Na sua casa, transformada em centro de pensamento e refúgio de guerrilheiros, homens de cultura e da arte angolana, aprendi que a literatura e a música não servem apenas para entreter, são instrumentos de luta, de identidade e de reconstrução colectiva. A varanda de onde, segundo os relatos, foi lançada uma bazuca contra o Quartel Dona Amália, é a mesma que servia para receber, discutir livros, ideias e projectos. O meu mestre Jorge Macedo nunca dissociou cultura de acção. O seu activismo não era ruidoso, mas era intenso e coerente. Era ali, naquele espaço sagrado da Terra Nova, que se fundiam a resistência armada e a revolução espiritual.
Foi fomentador e mestre da Brigada Jovem de Literatura, criador de plataformas de expressão juvenil, defensor convicto da cultura angolana nas suas mais profundas raízes bantu, e colaborador incansável de jovens autores, artistas e pensadores. Formou, inspirou e desafiou dezenas de talentos, muitos dos quais hoje ocupam lugares de relevo na vida cultural do país.
Jorge Macedo ajudou a moldar o imaginário da independência e o sentido da angolanidade, não apenas como agente do passado, mas como visionário do futuro. E foi também por isso que contribuiu, por exemplo, com a transcrição e harmonização musical do que viria a ser o nosso Hino Nacional, facilitando a sua orquestração por músicos russos, mais um gesto de entrega à causa maior.
Com uma formação que cruzou filosofia, etnomusicologia, jornalismo e pedagogia, Jorge Macedo exerceu funções em instituições-chave, do Ministério da Cultura ao CICIBA, da Academia de Música ao Orfeão Universitário de Luanda, tendo levado Angola a palcos internacionais com distinção.
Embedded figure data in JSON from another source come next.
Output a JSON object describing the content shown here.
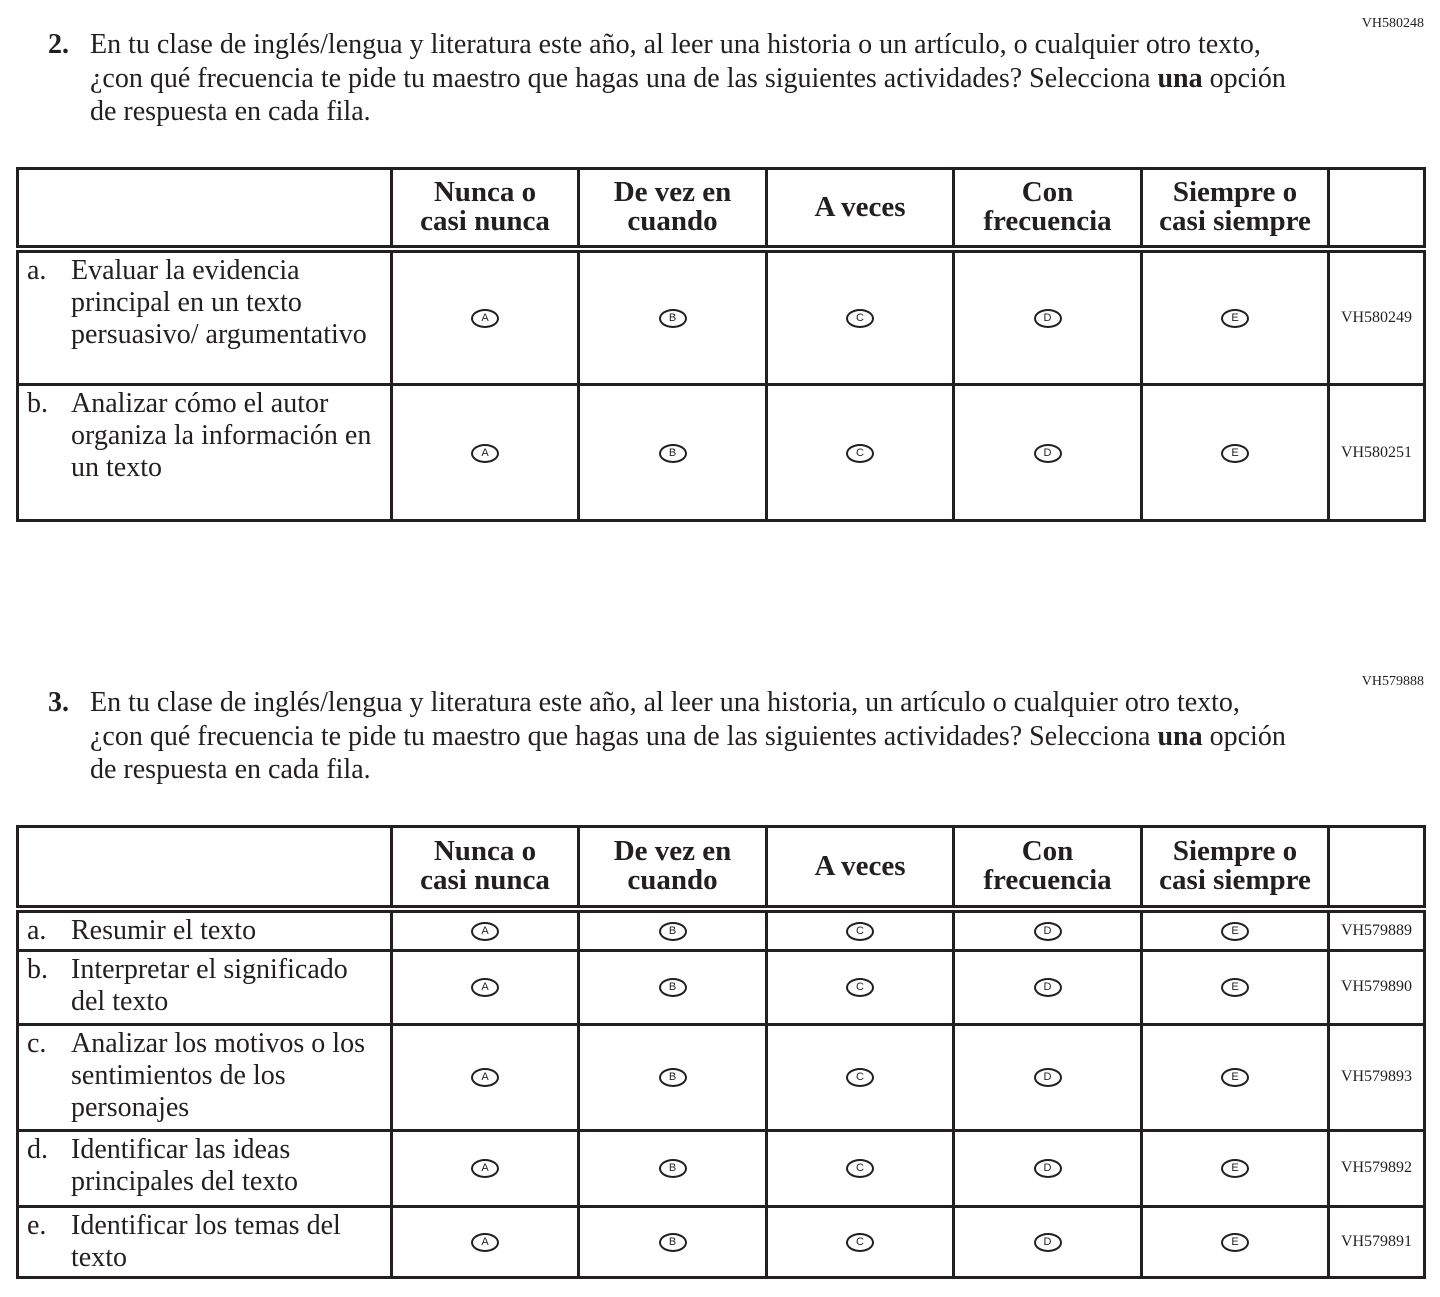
{
  "headers": [
    "",
    "Nunca o\ncasi nunca",
    "De vez en\ncuando",
    "A veces",
    "Con\nfrecuencia",
    "Siempre o\ncasi siempre",
    ""
  ],
  "bubbles": [
    "A",
    "B",
    "C",
    "D",
    "E"
  ],
  "questions": [
    {
      "id": "VH580248",
      "number": "2.",
      "text_before": "En tu clase de inglés/lengua y literatura este año, al leer una historia o un artículo, o cualquier otro texto, ¿con qué frecuencia te pide tu maestro que hagas una de las siguientes actividades? Selecciona ",
      "text_bold": "una",
      "text_after": " opción de respuesta en cada fila.",
      "items": [
        {
          "letter": "a.",
          "text": "Evaluar la evidencia principal en un texto persuasivo/ argumentativo",
          "code": "VH580249"
        },
        {
          "letter": "b.",
          "text": "Analizar cómo el autor organiza la información en un texto",
          "code": "VH580251"
        }
      ]
    },
    {
      "id": "VH579888",
      "number": "3.",
      "text_before": "En tu clase de inglés/lengua y literatura este año, al leer una historia, un artículo o cualquier otro texto, ¿con qué frecuencia te pide tu maestro que hagas una de las siguientes actividades? Selecciona ",
      "text_bold": "una",
      "text_after": " opción de respuesta en cada fila.",
      "items": [
        {
          "letter": "a.",
          "text": "Resumir el texto",
          "code": "VH579889"
        },
        {
          "letter": "b.",
          "text": "Interpretar el significado del texto",
          "code": "VH579890"
        },
        {
          "letter": "c.",
          "text": "Analizar los motivos o los sentimientos de los personajes",
          "code": "VH579893"
        },
        {
          "letter": "d.",
          "text": "Identificar las ideas principales del texto",
          "code": "VH579892"
        },
        {
          "letter": "e.",
          "text": "Identificar los temas del texto",
          "code": "VH579891"
        }
      ]
    }
  ]
}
Mas o seu legado mais duradouro talvez seja o de ter acreditado nos jovens quando poucos o faziam, de ter aberto portas, emprestado livros, escrito prefácios, fazer correções de letras musicais de muitos bons artistas consagrados, orientado textos e, acima de tudo, de ter sido exemplo.
A sua condecoração é um momento de justiça histórica, mas é também um convite à memória activa, que o seu nome seja resgatado dos silêncios e reintegrado no centro da nossa consciência colectiva. Jorge Macedo viveu para que outros pudessem sonhar e escrever em liberdade. E hoje, cada jovem que publica um livro, cada músico que toca uma marimba, cada cidadão que ergue a voz por uma Angola mais justa, caminha sobre as notas e os versos que ele semeou.